Chicken Leek Bake
Ingredients
- 2 tablespoons olive oil
- 2 pound chicken breasts, cubed
- 3 medium leeks (white parts only), sliced into ½ inch pieces
- 2 celery stalks, diced
- 2 carrots, diced
- 3 cloves garlic
- 1 cup low-sodium chicken broth
- ¼ plus ⅓ cup whole wheat flour, divided
- ⅓ cup nonfat Greek yogurt
- 1 teaspoon salt
- ½ teaspoon onion powder
- ½ teaspoon mustard powder
- 1 cup rolled oats
- ¾ cup Parmesan cheese
- 2 teaspoons dried parsley
- ⅓ cup unsalted butter, cut into small pieces
Directions
- Preheat oven to 375°F. Grease a 9x9” casserole dish.
- Heat the olive oil in a sauté pan. Add the chicken and cook until browned.
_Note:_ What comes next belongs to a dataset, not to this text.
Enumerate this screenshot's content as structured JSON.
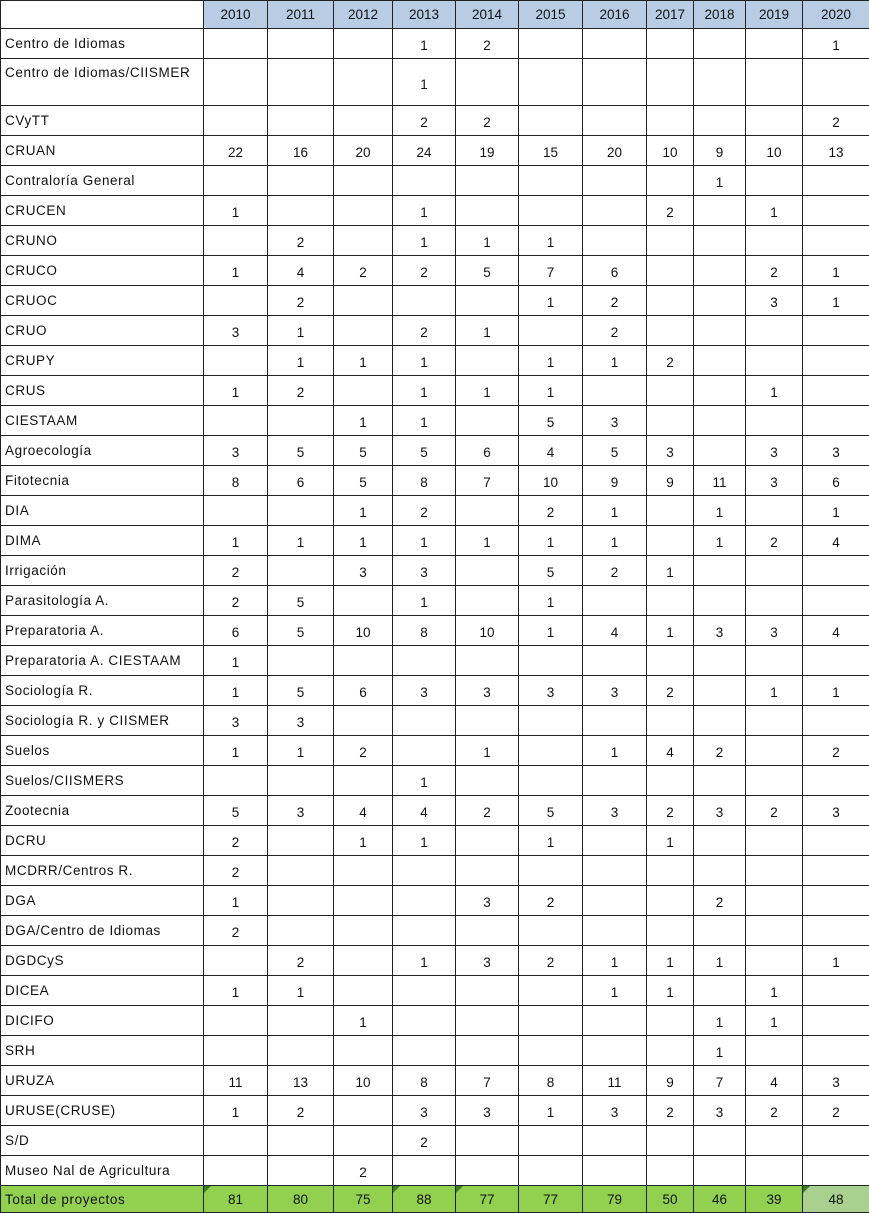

- Drain the chicken, then remove it from the pan.
- Add the leeks, celery, carrots, and garlic into the sauté pan until they begin to soften. Add the chicken back to the pan.
- Add the chicken broth and ¼ cup of flour.
- Stir in the yogurt, salt, onion powder, mustard powder and pour the mixture into the casserole dish.
- In a separate bowl, mix the oats, ⅓ cup flour, Parmesan, parsley and butter together until it resembles a crumb-like texture. Sprinkle on top of the yogurt mixture.
- Bake for 25 minutes. Cover with foil if the topping begins to brown too quickly.
- Divide into 8 portions and enjoy.
| NUTRITIONAL INFO | PER SERVING |
|---|---|
| Calories | 390 (170 from fat) |
| Total fat | 20g |
| Saturated fat | 8g |
| Cholesterol | 95mg |
| Sodium | 720mg |
| Carbohydrate | 20g (3g dietary fiber, 2g sugar) |
| Protein | 32g |
WARNING: This post is not intended to replace the advice of a medical professional. The above information should not be used to diagnose, treat, or prevent any disease or medical condition. Please consult your doctor before making any changes to your diet, sleep methods, daily activity, or fitness routine. iFit assumes no responsibility for any personal injury or damage sustained by any recommendations, opinions, or advice given in this article.